On June 28, 1928, she was sentenced by the OGPU Collegium to three years in prison under the “anti-Soviet” Article 58 of the Criminal Code of the RSFSR. Until 1930, she was held in solitary confinement in the Suzdal political isolator, where she corresponded with her relatives, who sent her money and books. In April 1931, she was sentenced to five years of exile in Tashkent. In November 1935, she was exiled to Oirot-Tura on the Soviet-Mongolian border. On July 4, 1937, she was arrested again. On March 21, 1939, the Military Tribunal of the Moscow Military District sentenced Broido to 20 years in prison. On September 13, 1941, the Military Collegium of the Supreme Court of the USSR, following another review of the cases of prisoners of the Oryol prison, sentenced Broido to death by firing squad. She was shot on September 15 during the hasty evacuation of the Oryol Central Prison.
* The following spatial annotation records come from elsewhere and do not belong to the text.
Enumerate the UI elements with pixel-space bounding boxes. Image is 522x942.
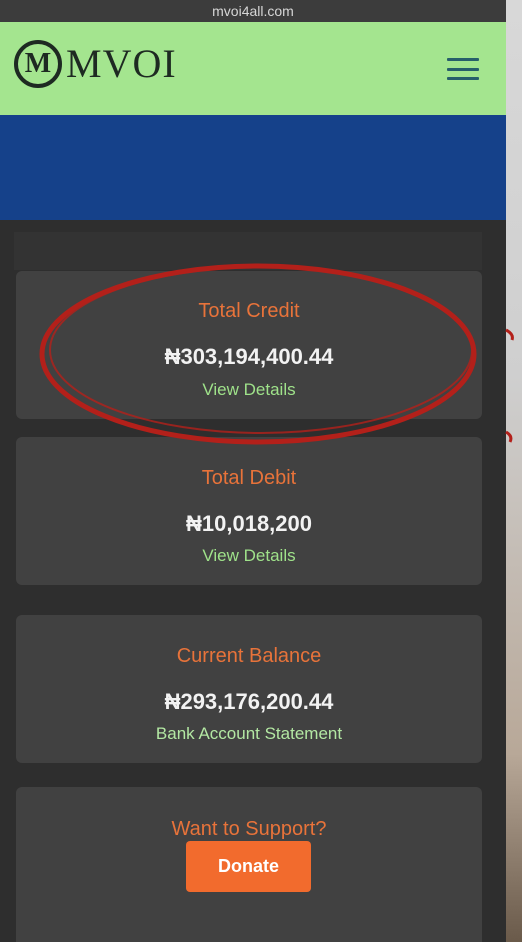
bank-statement-link[interactable]: Bank Account Statement xyxy=(16,724,482,744)
site-logo[interactable]: M MVOI xyxy=(14,40,177,88)
site-header: M MVOI xyxy=(0,22,506,115)
view-details-link[interactable]: View Details xyxy=(16,380,482,400)
page-edge xyxy=(506,0,522,942)
menu-line xyxy=(447,67,479,71)
total-credit-card: Total Credit ₦303,194,400.44 View Detail… xyxy=(16,271,482,419)
current-balance-card: Current Balance ₦293,176,200.44 Bank Acc… xyxy=(16,615,482,763)
hero-banner xyxy=(0,115,506,220)
donate-button[interactable]: Donate xyxy=(186,841,311,892)
card-amount: ₦293,176,200.44 xyxy=(164,689,334,714)
view-details-link[interactable]: View Details xyxy=(16,546,482,566)
top-strip xyxy=(14,232,482,270)
logo-text: MVOI xyxy=(66,41,177,86)
menu-line xyxy=(447,58,479,61)
card-amount: ₦303,194,400.44 xyxy=(164,344,334,369)
card-amount: ₦10,018,200 xyxy=(186,511,312,536)
support-title: Want to Support? xyxy=(171,818,327,840)
browser-url-bar[interactable]: mvoi4all.com xyxy=(0,0,506,22)
url-text: mvoi4all.com xyxy=(212,3,294,19)
card-title: Total Debit xyxy=(201,467,297,489)
logo-mark-icon: M xyxy=(14,40,62,88)
total-debit-card: Total Debit ₦10,018,200 View Details xyxy=(16,437,482,585)
card-title: Current Balance xyxy=(176,645,322,667)
hamburger-menu-icon[interactable] xyxy=(447,58,479,80)
card-title: Total Credit xyxy=(198,300,300,322)
menu-line xyxy=(447,77,479,80)
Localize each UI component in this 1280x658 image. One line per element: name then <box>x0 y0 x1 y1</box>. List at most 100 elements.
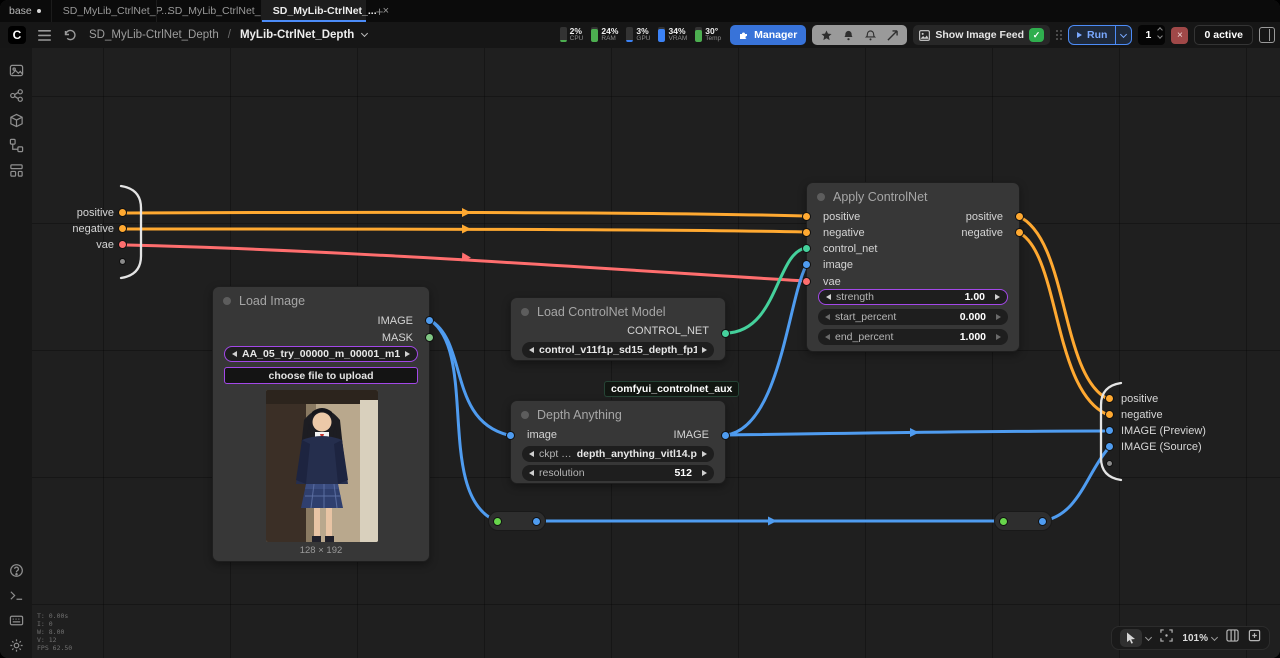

She was posthumously rehabilitated. Broido's daughter learned what had happened to her mother only after the fall of Soviet power and the opening of the archives. Broydo's archive, including biographical materials and the interrogation protocol from 1938, is kept in the Archive-Library of the St. Petersburg Scientific and Information Center of Memorial.

==Selected works==
- In the Ranks of the R.S.D.L.P./ Preface by V. I. Nevsky, Moscow: Publishing House of the All-Union Society of Political Prisoners and Exiled Settlers, 1928.

- Memoirs of a Revolutionary, Oxford: Oxford University Press, 1967. (Ed. and transl. by Vera Broido.)